I continue to like this book. But it is sort of like hearing your own voice. I think what I need is something to balance this out.
Below is an example.
"Suggestions included:
- Give users access to raw content such as interviews as a means of providing greater transparency and accountability.
- Provide tools and become a platform for user-generated rather than firm-generated content.
- Redisign all content to be a conversation rather than a corporate monologue.
- Treat advertising as content too.
- Use new distribution forms, including peer-to-peer networks.
- Adapt content forms and schedules to user demands.
Actions speak louder than words, however, and few of these ideas have been championed."
That's because it's easier said than done. Existing processes, and the mind sets that made them, don't just take a bow and pass quietly out the back door.
Anyway, six weeks till show time. In early April we release an improved version of Tagspace (no limits on what can be tagged) an explicit recognition system, and new beta versions of forums and the Microsoft corporate blogging platform.
Just betas -- minimum viable releases and all that. But they're all integrated, and eventually every one of them will include a publicly available API (REST api's btw). By the fall we expand the capabilities of those services and add a few new interesting things. Central to the plan is community control, community energy, community direction, community creativity -- we're just here to deliver the platform that lets people be successful in whatever way they choose. Our services are designed to offer the possibility of unanticipated outcomes. No doubt, it's the best thing I've ever been a part of at Microsoft.
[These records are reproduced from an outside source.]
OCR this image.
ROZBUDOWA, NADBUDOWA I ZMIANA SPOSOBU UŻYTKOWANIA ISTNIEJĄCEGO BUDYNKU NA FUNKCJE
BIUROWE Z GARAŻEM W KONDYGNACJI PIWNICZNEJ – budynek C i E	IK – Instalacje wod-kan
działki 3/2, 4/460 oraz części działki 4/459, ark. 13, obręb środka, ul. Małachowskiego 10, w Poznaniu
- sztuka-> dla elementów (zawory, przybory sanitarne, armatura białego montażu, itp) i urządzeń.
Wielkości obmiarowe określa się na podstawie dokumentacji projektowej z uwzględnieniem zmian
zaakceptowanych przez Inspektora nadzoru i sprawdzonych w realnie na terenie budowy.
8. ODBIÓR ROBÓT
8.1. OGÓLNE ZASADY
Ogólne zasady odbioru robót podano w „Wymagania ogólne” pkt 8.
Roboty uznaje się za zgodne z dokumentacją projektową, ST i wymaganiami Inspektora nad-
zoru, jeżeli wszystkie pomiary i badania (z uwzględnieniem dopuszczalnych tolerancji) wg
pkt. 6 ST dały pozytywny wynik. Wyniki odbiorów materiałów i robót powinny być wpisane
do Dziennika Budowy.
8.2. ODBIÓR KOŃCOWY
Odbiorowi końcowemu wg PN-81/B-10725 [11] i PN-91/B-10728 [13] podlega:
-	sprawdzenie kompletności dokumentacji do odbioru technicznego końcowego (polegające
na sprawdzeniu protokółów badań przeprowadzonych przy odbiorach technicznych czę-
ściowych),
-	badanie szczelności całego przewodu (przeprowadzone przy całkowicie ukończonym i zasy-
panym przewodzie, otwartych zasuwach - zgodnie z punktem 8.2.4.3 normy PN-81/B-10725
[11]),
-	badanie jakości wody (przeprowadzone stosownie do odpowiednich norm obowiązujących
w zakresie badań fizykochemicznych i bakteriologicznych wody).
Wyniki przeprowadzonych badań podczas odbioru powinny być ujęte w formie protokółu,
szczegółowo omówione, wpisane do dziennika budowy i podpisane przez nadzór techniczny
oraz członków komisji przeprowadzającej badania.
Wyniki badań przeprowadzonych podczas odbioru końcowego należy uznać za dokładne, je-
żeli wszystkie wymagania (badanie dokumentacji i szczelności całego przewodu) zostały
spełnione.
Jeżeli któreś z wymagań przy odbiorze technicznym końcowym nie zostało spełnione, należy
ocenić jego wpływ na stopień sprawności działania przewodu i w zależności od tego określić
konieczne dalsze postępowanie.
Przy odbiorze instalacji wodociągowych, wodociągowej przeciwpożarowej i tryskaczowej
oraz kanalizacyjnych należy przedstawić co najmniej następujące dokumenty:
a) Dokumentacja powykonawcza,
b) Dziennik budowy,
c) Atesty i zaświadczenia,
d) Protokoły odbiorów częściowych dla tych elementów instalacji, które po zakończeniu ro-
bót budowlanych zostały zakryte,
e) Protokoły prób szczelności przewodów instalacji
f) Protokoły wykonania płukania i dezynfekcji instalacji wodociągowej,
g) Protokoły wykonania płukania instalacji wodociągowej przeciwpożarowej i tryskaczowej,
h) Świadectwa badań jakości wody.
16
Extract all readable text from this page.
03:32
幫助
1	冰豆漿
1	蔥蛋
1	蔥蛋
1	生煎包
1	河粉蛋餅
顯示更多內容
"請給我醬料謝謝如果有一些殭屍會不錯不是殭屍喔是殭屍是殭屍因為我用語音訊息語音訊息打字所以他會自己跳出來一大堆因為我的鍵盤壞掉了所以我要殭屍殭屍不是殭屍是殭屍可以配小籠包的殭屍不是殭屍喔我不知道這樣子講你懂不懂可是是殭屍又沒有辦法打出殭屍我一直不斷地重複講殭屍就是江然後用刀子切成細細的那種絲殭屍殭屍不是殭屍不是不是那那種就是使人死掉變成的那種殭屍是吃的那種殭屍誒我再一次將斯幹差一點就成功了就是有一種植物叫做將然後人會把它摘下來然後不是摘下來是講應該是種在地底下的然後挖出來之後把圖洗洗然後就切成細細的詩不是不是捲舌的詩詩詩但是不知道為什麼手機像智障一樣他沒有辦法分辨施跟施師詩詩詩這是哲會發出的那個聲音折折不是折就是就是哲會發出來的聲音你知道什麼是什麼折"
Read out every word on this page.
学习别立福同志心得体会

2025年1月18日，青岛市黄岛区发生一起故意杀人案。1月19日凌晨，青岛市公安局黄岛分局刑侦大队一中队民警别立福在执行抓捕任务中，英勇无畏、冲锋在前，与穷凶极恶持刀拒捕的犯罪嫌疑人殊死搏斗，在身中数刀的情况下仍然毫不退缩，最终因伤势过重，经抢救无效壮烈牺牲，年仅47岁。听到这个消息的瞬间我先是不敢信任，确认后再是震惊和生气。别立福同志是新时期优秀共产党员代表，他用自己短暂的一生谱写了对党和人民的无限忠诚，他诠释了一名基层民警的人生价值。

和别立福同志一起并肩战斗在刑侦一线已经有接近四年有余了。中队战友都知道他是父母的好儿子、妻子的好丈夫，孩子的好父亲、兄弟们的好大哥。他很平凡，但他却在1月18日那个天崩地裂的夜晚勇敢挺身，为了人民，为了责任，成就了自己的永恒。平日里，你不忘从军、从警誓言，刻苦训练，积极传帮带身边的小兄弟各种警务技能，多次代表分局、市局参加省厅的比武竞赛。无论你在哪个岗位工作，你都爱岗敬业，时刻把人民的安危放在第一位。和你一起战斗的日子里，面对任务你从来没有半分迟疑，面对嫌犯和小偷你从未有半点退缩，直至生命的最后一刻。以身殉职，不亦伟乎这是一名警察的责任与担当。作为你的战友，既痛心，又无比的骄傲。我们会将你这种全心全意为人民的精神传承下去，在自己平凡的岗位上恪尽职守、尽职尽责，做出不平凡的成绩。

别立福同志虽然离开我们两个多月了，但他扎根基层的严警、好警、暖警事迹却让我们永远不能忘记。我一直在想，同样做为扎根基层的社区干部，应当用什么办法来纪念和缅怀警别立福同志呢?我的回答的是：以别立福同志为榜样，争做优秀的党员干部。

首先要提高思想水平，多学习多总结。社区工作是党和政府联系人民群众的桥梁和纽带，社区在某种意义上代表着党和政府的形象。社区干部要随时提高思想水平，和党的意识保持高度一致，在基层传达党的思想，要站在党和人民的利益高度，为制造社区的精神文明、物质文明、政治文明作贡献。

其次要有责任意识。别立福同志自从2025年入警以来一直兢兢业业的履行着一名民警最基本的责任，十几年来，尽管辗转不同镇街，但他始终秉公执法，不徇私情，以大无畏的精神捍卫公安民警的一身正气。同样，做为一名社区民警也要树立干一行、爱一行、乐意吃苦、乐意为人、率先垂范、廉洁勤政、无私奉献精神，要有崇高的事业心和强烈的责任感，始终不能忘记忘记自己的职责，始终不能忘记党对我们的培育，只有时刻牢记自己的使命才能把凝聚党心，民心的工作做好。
But then the corporate machine grinds on, and we've been re-orged. Time will tell whether this will be a good thing for us and the latest generation of web2.0 services from Microsoft.com, a bad thing, or no thing at all. As a generally optimistic guy, I'm living the good thing bet. After all, this whole social network thing has gone from fringe to center stage in the few years that I've been involved. Jeez, there's even a book called "Wikinomics". Surely, surely, the cards are stacked in our favor. They just have to be.